1. Relaxing cloud masking constraint of course would enlarge effective data portion, but it would degrade data quality or accuracy of the Rrs products especially in clear waters. Therefore, this contradicts the goal of obtaining high-quality Rrs dataset.
2. The representativeness of grided aerosol models in instantaneous satellite images of coastal or shelf waters is questionable. This issue includes two parts. One is the temporal representativeness, since the grided aerosol models are multi-years and monthly averaged data, it can’t represent the instantaneous aerosol conditions. For example, even for some coastal oceans that are often affected by absorbing aerosols, the aerosol type may still be non or weak-absorbing aerosols in a specific day's image. In this case, if the average absorbing aerosol is still used, the accuracy may decrease. Another one is the spatial representativeness, aerosol types are high spatial heterogeneity, the large grid size (5 degree) makes it difficult to ensure that the grided aerosol models can represent the real aerosol types of each pixel, especially for grids with only one AERONET station far from the coastline.
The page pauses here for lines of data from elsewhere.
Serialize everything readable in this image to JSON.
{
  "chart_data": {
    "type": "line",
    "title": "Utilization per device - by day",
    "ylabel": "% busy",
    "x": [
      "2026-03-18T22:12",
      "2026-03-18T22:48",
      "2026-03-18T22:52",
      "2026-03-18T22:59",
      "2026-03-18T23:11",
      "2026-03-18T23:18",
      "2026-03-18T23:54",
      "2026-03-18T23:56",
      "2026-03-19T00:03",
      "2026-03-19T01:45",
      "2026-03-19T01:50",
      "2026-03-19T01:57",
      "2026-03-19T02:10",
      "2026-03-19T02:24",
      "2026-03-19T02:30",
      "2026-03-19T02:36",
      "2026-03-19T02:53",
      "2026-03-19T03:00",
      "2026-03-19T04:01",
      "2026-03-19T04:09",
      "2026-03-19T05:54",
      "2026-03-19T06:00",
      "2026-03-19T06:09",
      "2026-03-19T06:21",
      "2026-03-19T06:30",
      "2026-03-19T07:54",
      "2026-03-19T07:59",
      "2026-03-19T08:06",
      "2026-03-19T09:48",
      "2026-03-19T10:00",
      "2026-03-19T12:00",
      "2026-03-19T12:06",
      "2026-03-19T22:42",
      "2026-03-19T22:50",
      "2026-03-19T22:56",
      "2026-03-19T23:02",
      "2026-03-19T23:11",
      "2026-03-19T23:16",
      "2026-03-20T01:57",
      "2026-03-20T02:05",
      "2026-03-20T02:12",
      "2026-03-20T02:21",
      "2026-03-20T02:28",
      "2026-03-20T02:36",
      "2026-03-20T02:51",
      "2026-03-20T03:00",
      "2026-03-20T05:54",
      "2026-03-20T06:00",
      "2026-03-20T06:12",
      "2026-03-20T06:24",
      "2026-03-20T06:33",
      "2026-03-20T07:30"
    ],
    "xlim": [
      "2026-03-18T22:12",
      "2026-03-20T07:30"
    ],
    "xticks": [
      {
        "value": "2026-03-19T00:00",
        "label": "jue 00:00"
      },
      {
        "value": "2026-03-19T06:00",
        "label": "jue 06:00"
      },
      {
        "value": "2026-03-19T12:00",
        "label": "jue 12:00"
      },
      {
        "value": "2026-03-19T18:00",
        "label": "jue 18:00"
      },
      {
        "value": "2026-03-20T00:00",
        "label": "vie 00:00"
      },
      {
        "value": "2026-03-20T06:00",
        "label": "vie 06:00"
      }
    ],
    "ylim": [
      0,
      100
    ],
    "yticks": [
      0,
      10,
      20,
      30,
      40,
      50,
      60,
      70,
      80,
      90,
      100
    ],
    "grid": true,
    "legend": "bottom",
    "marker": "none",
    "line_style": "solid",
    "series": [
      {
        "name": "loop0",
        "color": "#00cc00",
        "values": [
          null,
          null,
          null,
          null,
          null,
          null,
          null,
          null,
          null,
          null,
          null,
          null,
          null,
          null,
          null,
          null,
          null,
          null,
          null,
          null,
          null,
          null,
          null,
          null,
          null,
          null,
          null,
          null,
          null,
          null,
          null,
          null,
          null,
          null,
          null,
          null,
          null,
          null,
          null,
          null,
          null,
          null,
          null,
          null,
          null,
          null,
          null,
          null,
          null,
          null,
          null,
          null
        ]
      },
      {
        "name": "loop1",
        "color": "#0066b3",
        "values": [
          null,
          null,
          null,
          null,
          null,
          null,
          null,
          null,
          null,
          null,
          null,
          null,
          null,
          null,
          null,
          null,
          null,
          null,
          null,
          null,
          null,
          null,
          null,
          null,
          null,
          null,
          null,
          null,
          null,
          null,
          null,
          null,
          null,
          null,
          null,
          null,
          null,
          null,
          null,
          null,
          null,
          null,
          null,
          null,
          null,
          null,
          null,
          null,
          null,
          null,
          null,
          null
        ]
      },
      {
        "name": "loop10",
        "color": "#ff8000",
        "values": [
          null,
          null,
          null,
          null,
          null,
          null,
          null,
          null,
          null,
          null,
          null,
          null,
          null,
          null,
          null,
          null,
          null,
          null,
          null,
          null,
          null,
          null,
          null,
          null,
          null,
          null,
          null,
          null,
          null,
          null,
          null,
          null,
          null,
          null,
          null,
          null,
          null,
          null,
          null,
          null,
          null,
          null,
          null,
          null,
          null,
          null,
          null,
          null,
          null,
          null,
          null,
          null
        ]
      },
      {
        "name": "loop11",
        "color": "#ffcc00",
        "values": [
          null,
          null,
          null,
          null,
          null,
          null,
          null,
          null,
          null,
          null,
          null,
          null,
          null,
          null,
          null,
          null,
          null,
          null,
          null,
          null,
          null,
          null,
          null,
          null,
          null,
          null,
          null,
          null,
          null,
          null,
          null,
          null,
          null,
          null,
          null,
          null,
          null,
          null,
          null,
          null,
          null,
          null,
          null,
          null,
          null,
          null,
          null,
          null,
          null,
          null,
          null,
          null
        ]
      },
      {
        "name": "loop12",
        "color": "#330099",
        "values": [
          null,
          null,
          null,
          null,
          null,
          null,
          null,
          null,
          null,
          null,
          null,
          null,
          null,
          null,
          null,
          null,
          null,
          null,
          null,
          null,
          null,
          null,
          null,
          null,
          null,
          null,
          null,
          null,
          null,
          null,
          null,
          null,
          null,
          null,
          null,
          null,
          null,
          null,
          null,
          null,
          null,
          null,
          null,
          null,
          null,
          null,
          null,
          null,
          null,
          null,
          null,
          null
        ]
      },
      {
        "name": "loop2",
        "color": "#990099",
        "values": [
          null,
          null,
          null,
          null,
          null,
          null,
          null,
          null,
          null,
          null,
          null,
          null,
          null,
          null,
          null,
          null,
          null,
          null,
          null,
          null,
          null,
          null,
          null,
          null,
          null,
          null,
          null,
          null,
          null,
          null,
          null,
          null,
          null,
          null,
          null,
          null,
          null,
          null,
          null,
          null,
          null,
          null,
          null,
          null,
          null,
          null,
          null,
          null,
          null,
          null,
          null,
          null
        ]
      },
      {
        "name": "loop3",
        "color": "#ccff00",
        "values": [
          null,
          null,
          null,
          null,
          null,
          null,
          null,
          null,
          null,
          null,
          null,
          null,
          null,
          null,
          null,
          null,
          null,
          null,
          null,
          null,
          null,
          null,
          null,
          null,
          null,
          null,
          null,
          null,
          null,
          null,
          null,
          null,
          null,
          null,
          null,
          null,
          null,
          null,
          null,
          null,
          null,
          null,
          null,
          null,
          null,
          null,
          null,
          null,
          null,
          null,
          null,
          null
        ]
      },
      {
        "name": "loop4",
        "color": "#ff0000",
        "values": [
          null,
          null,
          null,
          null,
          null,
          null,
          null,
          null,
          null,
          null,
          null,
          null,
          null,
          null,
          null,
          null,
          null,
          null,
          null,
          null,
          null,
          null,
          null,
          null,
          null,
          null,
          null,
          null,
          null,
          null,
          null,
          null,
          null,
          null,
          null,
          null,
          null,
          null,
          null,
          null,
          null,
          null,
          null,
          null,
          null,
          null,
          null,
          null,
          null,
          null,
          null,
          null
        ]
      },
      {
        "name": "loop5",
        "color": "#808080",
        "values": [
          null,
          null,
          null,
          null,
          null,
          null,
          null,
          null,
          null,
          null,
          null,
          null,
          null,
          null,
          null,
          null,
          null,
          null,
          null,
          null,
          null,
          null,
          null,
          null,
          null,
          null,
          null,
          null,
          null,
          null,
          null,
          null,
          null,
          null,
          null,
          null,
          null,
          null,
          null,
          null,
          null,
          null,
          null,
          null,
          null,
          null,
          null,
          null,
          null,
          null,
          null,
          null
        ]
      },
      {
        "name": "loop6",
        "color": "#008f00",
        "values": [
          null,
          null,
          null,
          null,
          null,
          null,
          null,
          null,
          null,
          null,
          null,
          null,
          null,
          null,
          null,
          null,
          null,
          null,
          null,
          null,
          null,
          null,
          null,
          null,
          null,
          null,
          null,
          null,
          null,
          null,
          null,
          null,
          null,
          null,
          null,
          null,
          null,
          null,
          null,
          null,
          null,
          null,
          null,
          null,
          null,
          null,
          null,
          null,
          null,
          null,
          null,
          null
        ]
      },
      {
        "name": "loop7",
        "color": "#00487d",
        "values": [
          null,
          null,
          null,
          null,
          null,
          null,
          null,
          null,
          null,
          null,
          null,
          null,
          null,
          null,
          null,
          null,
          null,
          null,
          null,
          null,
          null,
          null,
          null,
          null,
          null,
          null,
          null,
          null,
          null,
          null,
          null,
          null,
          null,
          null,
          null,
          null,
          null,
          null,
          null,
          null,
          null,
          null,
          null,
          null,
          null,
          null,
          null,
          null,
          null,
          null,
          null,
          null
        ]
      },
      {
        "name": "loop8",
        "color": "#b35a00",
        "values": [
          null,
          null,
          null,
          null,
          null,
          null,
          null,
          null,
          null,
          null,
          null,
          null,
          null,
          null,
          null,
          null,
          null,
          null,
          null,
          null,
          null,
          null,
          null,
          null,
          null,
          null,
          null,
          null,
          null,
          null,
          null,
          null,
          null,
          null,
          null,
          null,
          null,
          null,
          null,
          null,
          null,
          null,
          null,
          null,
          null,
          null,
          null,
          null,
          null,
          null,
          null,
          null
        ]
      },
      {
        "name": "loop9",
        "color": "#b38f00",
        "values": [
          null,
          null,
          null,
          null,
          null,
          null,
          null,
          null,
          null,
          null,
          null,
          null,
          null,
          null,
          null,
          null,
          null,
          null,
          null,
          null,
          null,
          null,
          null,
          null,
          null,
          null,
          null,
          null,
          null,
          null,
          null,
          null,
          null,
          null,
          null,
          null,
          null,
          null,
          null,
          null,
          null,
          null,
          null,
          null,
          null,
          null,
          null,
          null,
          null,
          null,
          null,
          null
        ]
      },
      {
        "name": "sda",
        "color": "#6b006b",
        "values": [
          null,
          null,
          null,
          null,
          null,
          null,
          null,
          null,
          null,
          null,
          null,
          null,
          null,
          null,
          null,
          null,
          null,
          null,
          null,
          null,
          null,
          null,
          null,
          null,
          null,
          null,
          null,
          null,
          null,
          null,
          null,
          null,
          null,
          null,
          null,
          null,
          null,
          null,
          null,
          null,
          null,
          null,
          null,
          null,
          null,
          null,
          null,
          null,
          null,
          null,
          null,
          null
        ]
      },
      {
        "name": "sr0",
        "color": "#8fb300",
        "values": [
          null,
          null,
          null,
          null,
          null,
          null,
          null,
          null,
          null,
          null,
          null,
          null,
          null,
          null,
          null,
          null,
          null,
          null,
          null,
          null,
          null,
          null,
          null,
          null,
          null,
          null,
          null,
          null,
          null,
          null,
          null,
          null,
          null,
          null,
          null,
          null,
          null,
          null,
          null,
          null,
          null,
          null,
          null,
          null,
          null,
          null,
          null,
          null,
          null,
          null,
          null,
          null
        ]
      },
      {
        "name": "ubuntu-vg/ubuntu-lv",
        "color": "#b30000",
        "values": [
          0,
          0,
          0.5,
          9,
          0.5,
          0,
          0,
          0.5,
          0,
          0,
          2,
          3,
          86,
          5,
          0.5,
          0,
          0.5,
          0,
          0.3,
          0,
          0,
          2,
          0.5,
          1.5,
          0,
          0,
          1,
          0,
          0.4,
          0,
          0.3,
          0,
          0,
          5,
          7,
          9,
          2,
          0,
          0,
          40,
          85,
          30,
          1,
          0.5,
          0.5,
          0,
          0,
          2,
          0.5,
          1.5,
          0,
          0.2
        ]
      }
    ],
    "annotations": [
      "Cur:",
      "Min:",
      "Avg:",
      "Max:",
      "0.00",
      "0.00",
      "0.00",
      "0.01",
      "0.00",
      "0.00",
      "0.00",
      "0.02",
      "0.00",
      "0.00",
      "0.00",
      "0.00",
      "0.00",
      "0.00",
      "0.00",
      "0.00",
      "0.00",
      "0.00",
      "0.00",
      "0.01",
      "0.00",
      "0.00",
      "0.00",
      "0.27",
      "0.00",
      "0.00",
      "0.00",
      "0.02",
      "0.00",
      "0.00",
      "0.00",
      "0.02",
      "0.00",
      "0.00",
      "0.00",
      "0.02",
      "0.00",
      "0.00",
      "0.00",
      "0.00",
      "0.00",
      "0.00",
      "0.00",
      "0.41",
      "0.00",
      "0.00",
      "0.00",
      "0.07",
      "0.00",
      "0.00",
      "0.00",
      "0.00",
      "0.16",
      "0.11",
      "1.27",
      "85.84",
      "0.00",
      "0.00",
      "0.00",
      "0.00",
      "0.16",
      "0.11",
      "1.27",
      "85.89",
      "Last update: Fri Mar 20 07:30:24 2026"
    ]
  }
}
3. There is no scientific basis for using water turbidity to distinguish between grided aerosol models and traditional AF10 aerosol models. The regulation mechanisms of water turbidity and aerosols are different, and there is no necessary connection between the two.
4. The standard NIR AC algorithm has a high degree of uncertainty in turbid water, which has been widely recognized. Therefore, comparing the results with NIR AC algorithm in this study cannot fully demonstrate the superiority of the proposed method. It is recommended to compare it with existing atmospheric correction results for turbid water, such as OC-SMART, POLYMER, NIR-SWIR, etc.